Heath throws the usual minor obstacles in the path of that happy lifetime together, but she’s got the happiness of her characters – and her readers – firmly in mind from Page 1.
While the Duke was Sleeping by Sophie Jordan – As cheering as Regency Romances are, there’s something a little extra-cheering when the romance in question is the first in a series; the ground is fresh, and we can follow the unfolding of plots and subplots right from the start. That’s the case with this new book from genre veteran Sophie Jordan: it’s the first installment in The Rogue Files, and at its heart is the annoying tendency of love to surprise its victims. Although in this case the most obvious victim is the Duke of Autenberry, who’s run down by a racing carriage on the street and only saved from death by the quick actions of shop girl Poppy Fairchurch, who’s often daydreamed about the Duke and now finds herself at his bedside while he lays there comatose from his brush with death. Also at the bedside is the Duke’s broodingly sexy half-brother Struan Mackenzie, who strikes a dark note about the Duke’s chances of recovery, sparking his first disagreement with Poppy:
She sighed. “There’s no sense in being grim. That’s not helpful.”
“I’m being realistic.”
“You’re being harsh,” she countered with a sniff. She recalled his hard, unsmiling face vividly in her mind as well as the savagery of his fight with her brother. Yes, this man was as unrelenting as stone and she would do well to stay clear of him. Whenever she must be in close proximity with him, she would stay on guard.
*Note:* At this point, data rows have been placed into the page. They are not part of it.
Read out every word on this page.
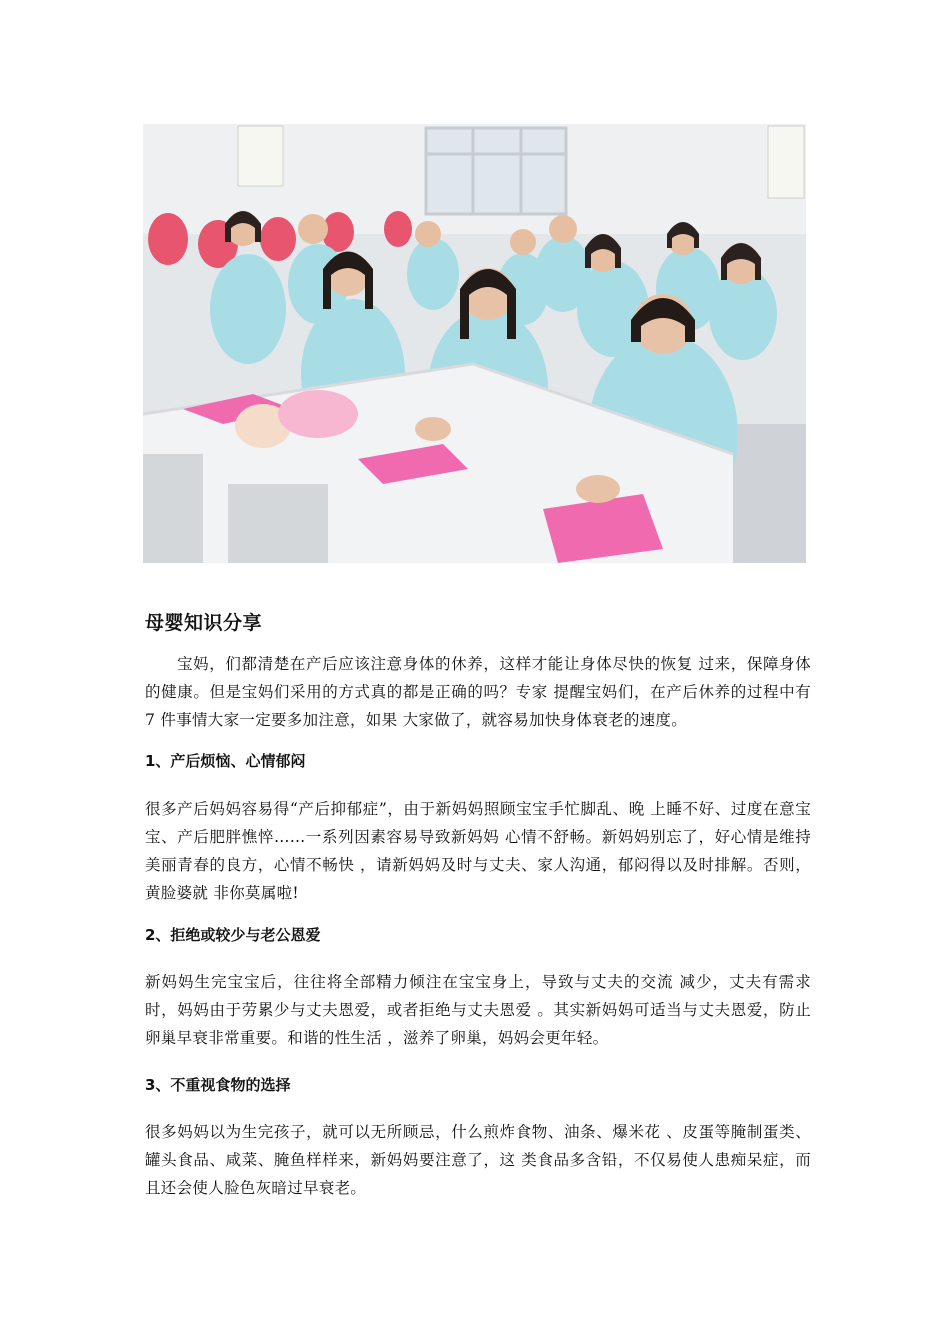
母婴知识分享
宝妈，们都清楚在产后应该注意身体的休养，这样才能让身体尽快的恢复 过来，保障身体的健康。但是宝妈们采用的方式真的都是正确的吗？专家 提醒宝妈们，在产后休养的过程中有 7 件事情大家一定要多加注意，如果 大家做了，就容易加快身体衰老的速度。
1、产后烦恼、心情郁闷
很多产后妈妈容易得“产后抑郁症”，由于新妈妈照顾宝宝手忙脚乱、晚 上睡不好、过度在意宝宝、产后肥胖憔悴……一系列因素容易导致新妈妈 心情不舒畅。新妈妈别忘了，好心情是维持美丽青春的良方，心情不畅快 ，请新妈妈及时与丈夫、家人沟通，郁闷得以及时排解。否则，黄脸婆就 非你莫属啦!
2、拒绝或较少与老公恩爱
新妈妈生完宝宝后，往往将全部精力倾注在宝宝身上，导致与丈夫的交流 减少，丈夫有需求时，妈妈由于劳累少与丈夫恩爱，或者拒绝与丈夫恩爱 。其实新妈妈可适当与丈夫恩爱，防止卵巢早衰非常重要。和谐的性生活 ，滋养了卵巢，妈妈会更年轻。
3、不重视食物的选择
很多妈妈以为生完孩子，就可以无所顾忌，什么煎炸食物、油条、爆米花 、皮蛋等腌制蛋类、罐头食品、咸菜、腌鱼样样来，新妈妈要注意了，这 类食品多含铅，不仅易使人患痴呆症，而且还会使人脸色灰暗过早衰老。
But readers of Sophie Jordan’s bubbling, delightful novels – or readers of Regencies in general – will be able to guess how well that whole ‘stay on guard’ strategy will work out. The more she comes to know Struan, the more Poppy comes to see how silly her daydreams about the Duke always were – eventually coming to that perfect Sophie Jordan moment of saying, “The reality of you is better than any fantasy I’ve ever had.”
A Date at the Altar by Cathy Maxwell – This is the third volume in Cathy Maxwell’s “Marrying the Duke” series, following The Fairest of Them All and 2015’s utterly wonderful The Match of the Century, and in all three books, the centerpiece of the story is not only the titular duke but also the shattering of dukish illusions on the part of the story’s strong-willed heroine – in this case the smart, hardscrabble actress and playwright Sarah Pettijohn, who’s perfectly aware of the attractions of Gavin Whitridge, the Duke of Baynton:
By anyone’s account, the Duke of Baynton was a very handsome man. Dark-haired, blessed with sharp blue eyes and the sort of lean, square jaw that spoke of character, he would attract any woman’s attention. Furthermore, he exuded masculinity. It was in the air around him, enhanced by the spiciness of his shaving soap and just the being of his person.
… but has a problem with him that will be familiar to any Regency reader: “However, no one, simply no single person in the world could annoy her more than this fellow with his arms around her waist.”
Sarah isn’t a member of the nobility, and she’s in her early 30s – ancient by the standards of the marriage mart of the day. But this kind of starting-point antipathy is a playground to writer like Cathy Maxwell; she puts her two lovebirds through their paces before she brings them to the altar in the title, and there’s not a page of it all that isn’t enjoyable.
The three books together, read throughout the course of a black day soaked with sooty cold rain, deliver the bright, carefree magic that’s the main reason I keep coming back to Regencies. The characters in these stories have never heard of the Polar Vortex – talk about a halcyon era.